The president of the United States, Donald Trump, said Friday – as usual, good morning and in a brief message on his social network, Truth – that an 80% tariff to Chinese imports “sounds good.” This post marks the first opportunity in which Trump offers an alternative to the current tax imposed on products from the Asian country: 145%, a figure that was growing between orders launched by the two powers as the commercial war began by Washington.
The message in Truth does not stay in that suggestion. Trump also discharges responsibility for another. “Scott B. decides,” writes the US president. Scott B. is the secretary of the Treasury Scott Besent, and is expected to be seen in Switzerland this Saturday for the first contact with He Lifeng, Chinese economic tsar, to initiate conversations that perhaps derive in a new commercial agreement. Beijing now reciprocally charges 125% to US imports.
The difference between one and another figure is due to the fact that Washington adds to that 125% of 20% of the “fentanyl tariff”, tax that Trump imposed at the beginning of his second presidency to three countries, in addition to China, Mexico and Canada, to which he blames for the serious public health crisis that traffic of the powerful opiate has caused in the United States. The imports of the United States from China fell in March to 29.4 billion dollars, its lowest level since March 2020, in full pandemic.
In the middle of that scenario, China, for the moment, seems to face the conversations with poise and a tone a challenging point. “We are not afraid,” said Hua Chunying, Vice Minister of Foreign Affairs, to the press this Friday. “We don’t want any war with any country. But we have to face reality,” he added, Reuters reports.
Together with Besent, he will sit this Saturday at the negotiating table at Geneva Jamieson Greer, representative of American international trade. After knowing last Tuesday the news of that meeting, which the Chinese authorities later confirmed, Besent declared in Fox News that the first contact would focus on “lowering tensions.” “We have to do it before we can advance,” added the Treasury head, who flew to Switzerland on Thursday, after accompanying Trump in the Oval Office during the announcement of a commercial pact with the United Kingdom.
That agreement is the first of those that arrives since the US President announced badly called “reciprocal” tariffs to dozens of their commercial partners. Then he backed down, and lifted them for all countries, except for China. He also gave his negotiators 90 days to reach new commercial pacts. That task is demonstrating more arduous than Trump predicted.

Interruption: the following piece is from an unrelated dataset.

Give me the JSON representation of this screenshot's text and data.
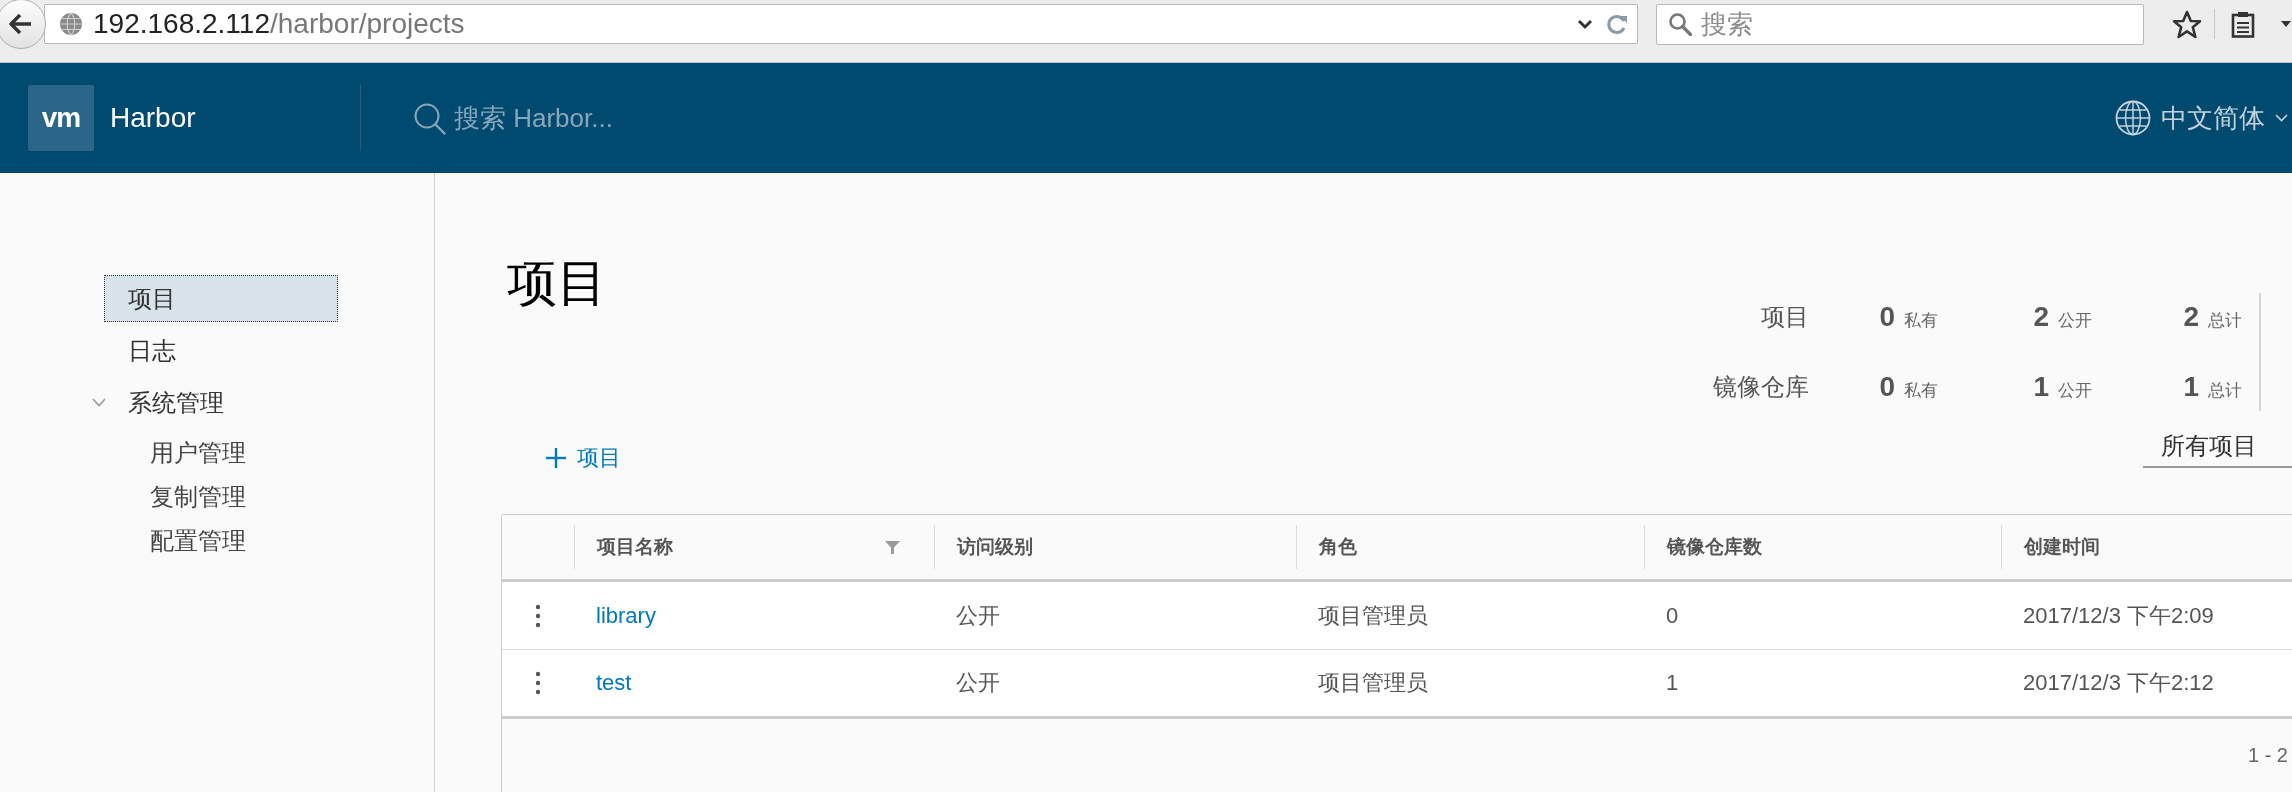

The details of the pact with the United Kingdom will be completed in “the coming weeks,” Trump said, despite which he and British Labor Prime Minister Keir Starmer, described him as “historical” and “very beneficial for the two parties.” It is known that the universal tariff of 10% is in force on British imports imposed on April 2, although cars rates fall from 25% to 10% to a quota of 10,000 units per year, and those of steel and aluminum (25% also) disappear. The two countries have also signed a “reciprocal” access to the beef market. And ethanol tariffs also strive.
Open the markets
In another message in Truth, the US president wrote this Friday that “China should open their market to the United States.” “It would be very beneficial for them !!! The closed markets no longer work !!!”, he added. Nor is it entirely clear if its erratic and aggressive commercial policy has the desired effect. During their first 100 days in the White House, the markets fell as it was not remembered since the time of Gerald Ford (1974-1977).
His tariff attacks have caused a resurgence of Canadian nationalism, and the victory in the last elections of Marc Carly and the Liberal Party, which was buried in the surveys before Trump launched his attacks on the northern neighbor. Meanwhile, the isolationist attitude of Washington is encouraging the forge of new alliances between capitals looking for a plan B in view of the fact that one can no longer be trusted how power used in the first world power: this week, without going any further, India and the United Kingdom signed a new free trade agreement.
At home, the economy continues to behave admirably resistant. Employment creation is maintained and inflation is at the moment subject, although the fear that tariffs raise the cost of the consumption products of Americans remains very present, also in Trump’s mind, which this week has been entangled in the suggestion to US girls that they should settle for “two dolls instead of 30 ″.
The price and unemployment indicators led to the Federal Reserve last Wednesday to announce that it maintains interest rates, despite Trump’s pressures to obtain a reduction. This Friday, the US president lashed back against the president of the monetary agency, Jerome Powell. He did it, once, in Truth and half of a morning in which he concentrated his efforts to comment on the state of the economy and to comment on who should direct “the very cinocecentric (daily) The Wall Street Journal: “The costs go down, there is no inflation. (A stage) very different from what the Fed and the false news media were expected!” He wrote.